Thursday, June 02, 2005

When Violence Comes to Campus

There's a lot to be said in conservative circles lately about the pitfalls of the college experience. I'll admit to feeling like an alien in the land of the university sometimes. I'd be lying if I said there wasn't a certain stigma about being Christian (not just professing, but living) and/or conservative in the culture generally, and in certain humanities departments particularly.

However, it's really not as bad as it could be.

Time's most recent issue (June 6) had an article (see link) about recent incidents at Baghdad University, in which, essentially, the student body has descended to sectarian violence. A student tried to have a party to celebrate the gains of Shi'a in the new government and was killed by a group of Sunnis, setting off a cascade reaction.

What has been happening in the larger culture is happening in the campus now, too.

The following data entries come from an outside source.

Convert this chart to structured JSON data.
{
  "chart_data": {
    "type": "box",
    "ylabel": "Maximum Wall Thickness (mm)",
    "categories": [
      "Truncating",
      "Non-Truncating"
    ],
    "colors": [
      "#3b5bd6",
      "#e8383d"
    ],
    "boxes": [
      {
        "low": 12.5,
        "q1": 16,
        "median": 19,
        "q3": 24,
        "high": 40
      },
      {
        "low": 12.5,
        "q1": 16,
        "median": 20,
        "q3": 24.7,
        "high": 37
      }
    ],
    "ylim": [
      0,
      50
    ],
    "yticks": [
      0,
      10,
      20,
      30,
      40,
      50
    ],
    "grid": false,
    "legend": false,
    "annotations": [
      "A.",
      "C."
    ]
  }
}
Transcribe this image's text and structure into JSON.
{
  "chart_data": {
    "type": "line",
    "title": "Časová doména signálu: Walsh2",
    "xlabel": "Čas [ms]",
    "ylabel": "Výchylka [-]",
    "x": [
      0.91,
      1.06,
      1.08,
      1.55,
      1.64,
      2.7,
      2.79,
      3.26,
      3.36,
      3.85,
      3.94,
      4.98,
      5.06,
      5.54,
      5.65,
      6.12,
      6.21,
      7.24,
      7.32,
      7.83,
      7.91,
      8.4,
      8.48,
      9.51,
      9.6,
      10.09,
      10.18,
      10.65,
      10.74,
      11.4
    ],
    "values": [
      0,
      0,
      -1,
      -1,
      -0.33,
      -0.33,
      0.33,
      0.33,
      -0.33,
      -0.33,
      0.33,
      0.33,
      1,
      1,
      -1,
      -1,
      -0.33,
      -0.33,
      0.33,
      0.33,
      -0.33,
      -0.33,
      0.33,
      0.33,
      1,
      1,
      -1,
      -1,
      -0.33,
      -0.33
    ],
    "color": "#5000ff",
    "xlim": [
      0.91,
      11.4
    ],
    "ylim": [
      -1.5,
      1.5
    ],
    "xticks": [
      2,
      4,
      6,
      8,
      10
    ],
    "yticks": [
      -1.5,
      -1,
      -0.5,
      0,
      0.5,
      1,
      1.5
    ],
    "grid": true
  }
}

The students (at least, according to the article) seem to be splitting into sectarian groups; violence, or the threat thereof, is on the rise; security is rising dramatically in order to protect the students. And it's not limited to students. Professors have become a popular target for violence or even kidnappings. It's an atmosphere that makes learning difficult.

I'm not saying that the marginalization of conservative voices on American campuses is acceptable, and I certainly decry the animosity (or sometimes apathy) of the American college culture to religion in general (and Christianity in specific), but we should not take for granted what we have. The alternative could be a lot worse.